A banner of St. John Henry Newman hangs on the facade of St. Peter’s Basilica at the Vatican during his canonization on Oct. 13, 2019. CNS photo/Junno Arocho Esteves

Newman at centre of college celebration

By 
  • March 1, 2020

This year’s Anthony Jordan Lecture Series is celebrating the roots of Newman Theological College.

The 50th edition of the series — which coincides with the college’s 50th anniversary — will focus on the man for whom the Edmonton school of theology is named, the recently canonized St. John Henry Newman, and will draw upon some of the leading Newman scholars from Canada and abroad, including Cardinal Thomas Collins.

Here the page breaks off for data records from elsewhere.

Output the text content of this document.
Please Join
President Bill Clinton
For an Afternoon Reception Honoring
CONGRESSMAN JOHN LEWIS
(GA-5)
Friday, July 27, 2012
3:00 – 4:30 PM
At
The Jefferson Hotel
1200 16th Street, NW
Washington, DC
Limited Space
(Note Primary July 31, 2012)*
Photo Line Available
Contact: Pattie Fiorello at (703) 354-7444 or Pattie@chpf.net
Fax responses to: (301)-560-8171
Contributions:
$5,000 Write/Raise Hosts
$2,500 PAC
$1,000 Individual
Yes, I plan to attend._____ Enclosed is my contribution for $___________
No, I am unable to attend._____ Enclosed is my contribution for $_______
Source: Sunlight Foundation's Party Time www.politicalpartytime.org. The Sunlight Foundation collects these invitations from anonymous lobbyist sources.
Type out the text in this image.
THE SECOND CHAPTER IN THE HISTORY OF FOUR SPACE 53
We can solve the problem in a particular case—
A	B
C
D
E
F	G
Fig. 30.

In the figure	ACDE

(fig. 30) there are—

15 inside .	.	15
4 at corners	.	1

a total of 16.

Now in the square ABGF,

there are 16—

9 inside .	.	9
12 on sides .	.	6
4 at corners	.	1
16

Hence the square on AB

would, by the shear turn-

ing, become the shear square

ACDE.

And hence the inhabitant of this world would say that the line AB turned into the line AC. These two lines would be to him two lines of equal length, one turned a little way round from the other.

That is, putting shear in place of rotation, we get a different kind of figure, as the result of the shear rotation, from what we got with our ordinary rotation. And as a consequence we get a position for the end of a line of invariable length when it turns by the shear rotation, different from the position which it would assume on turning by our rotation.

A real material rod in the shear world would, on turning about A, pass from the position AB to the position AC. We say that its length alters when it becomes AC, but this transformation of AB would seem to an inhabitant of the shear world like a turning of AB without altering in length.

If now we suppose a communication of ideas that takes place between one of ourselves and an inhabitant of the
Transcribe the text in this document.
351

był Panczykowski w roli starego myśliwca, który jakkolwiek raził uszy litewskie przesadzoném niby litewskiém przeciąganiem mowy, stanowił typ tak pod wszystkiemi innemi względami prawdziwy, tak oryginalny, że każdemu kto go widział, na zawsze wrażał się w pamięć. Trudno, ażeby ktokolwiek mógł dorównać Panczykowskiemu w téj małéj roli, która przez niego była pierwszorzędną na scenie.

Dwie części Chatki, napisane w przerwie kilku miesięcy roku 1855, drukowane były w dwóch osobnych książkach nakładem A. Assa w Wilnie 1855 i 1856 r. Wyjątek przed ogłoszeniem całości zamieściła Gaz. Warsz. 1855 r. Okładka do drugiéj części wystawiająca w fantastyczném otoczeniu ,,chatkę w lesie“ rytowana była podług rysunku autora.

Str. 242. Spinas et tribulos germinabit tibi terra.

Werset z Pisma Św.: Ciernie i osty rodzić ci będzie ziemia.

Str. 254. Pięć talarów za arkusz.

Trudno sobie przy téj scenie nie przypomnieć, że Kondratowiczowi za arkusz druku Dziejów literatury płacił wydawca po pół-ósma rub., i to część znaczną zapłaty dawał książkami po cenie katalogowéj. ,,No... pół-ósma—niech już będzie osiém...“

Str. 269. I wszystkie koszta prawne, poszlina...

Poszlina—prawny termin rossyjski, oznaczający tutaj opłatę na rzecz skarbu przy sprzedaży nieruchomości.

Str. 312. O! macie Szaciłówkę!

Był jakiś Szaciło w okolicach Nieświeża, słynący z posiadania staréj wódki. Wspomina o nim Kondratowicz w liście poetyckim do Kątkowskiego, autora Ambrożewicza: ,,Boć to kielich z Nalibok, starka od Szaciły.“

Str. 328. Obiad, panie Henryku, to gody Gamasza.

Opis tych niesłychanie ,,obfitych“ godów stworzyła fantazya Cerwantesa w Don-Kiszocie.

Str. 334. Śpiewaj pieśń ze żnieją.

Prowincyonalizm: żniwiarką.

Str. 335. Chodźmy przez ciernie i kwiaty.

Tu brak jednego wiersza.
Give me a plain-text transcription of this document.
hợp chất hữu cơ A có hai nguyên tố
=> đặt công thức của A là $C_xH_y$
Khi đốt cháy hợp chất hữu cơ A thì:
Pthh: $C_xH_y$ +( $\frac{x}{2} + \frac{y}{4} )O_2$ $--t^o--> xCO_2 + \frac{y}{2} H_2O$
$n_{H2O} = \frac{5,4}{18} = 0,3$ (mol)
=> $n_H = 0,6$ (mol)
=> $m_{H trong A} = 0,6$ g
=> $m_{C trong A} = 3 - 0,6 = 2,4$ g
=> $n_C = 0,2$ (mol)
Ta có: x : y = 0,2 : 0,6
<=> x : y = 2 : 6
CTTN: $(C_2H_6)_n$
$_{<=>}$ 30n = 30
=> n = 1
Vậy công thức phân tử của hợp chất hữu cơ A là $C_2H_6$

Ryan Topping, the school’s vice president and academic dean, said the college sees it as “a particular sign of grace that our patron has also been raised to the altars in this our 50th year.” Newman was canonized by Pope Francis on Oct. 13, 2019.

“Our hosting a conference to celebrate Newman in this anniversary year is for us strategic,” said Topping of the March 20-21 event, calling it “a mark of our commitment, as we look to the next 50 years, to draw with renewed vigour upon the rich resources of Newman’s thought and the Church’s tradition.”

Besides Collins and Topping, among the scheduled speakers is Basilian Fr. Ian Boyd, founder and editor of The Chesterton Review and president of the G.K. Chesterton Institute for Faith & Culture at Seton Hall University in New Jersey.

The speakers will delve into Newman’s contributions to philosophy, literature, the interpretation of Scripture, the New Evangelization and more, said Topping. But attendees can also expect to have their faith strengthened.

“Newman was among the greatest intellects of his day,” said Topping. “Certainly he will be approached from an academic point of view, but as organizers we very much wish this event to encourage the faith of those who are coming to Newman for the first time.”

The London, England-born Newman was raised an Anglican before he was received into the Catholic Church in 1845. Ordained to the priesthood in 1847, he would go on to author some 40 books on conscience, religious liberty, Scripture, the vocation of lay people, the relation of Church and State and more that would be influential in shaping Vatican II documents a century later.

The new saint’s spirit and teachings has loomed large in the Catholic Church, in particular in academia. He called for an educated laity “that could give an account of the reasons for its hope in Christ, for a laity that would not be seduced by the hollow promises of secular philosophy,” said Topping.

To have Collins return to Edmonton, where he served as archbishop and chair of the college’s board of governors before coming to Toronto in 2007, “is a gift to us,” said Topping.

“Collins actively strengthened and promoted the college and seminary during his tenure among us. It is therefore an honour for us to be able to share in this love of Newman together,” he said.

Collins sees many parallels between Newman’s time and the modern age.

“From my own perspective as a bishop particularly I’m thinking of higher education. I’m thinking of the issue of secularism. I’m thinking of the way Christians can speak in the modern world in a way that’s not so abstract but actually touches people’s hearts,” said Collins. “He didn’t have so much power. He had influence. I think that works much better now than power.”

It can be seen in Catholic higher education, he said, which has been in a freefall since 1967 when university leaders at the Land O’ Lakes Conference issued a statement declaring the independence of Catholic universities from “authority of whatever kind, lay or clerical, external to the academic community itself.”

“That was the beginning of the end for Catholic higher education,” said Collins.

The cardinal has been reading Newman since his high school days, and said we need to continue to mine his thought.

“He’s more effective and fruitful than he ever was. We need him. We need Newman,” he said.

For his part, Topping will tackle how Newman can teach us about the New Evangelization, the subject of an upcoming book he has written.

Newman Theological College was founded in 1969 when Edmonton Archbishop Anthony Jordan, the Missionary Oblates of Mary Immaculate, the Franciscan Fathers of Canada and the theology faculty of St. Joseph Seminary decided to combine their resources to form the college dedicated to theology and related disciplines.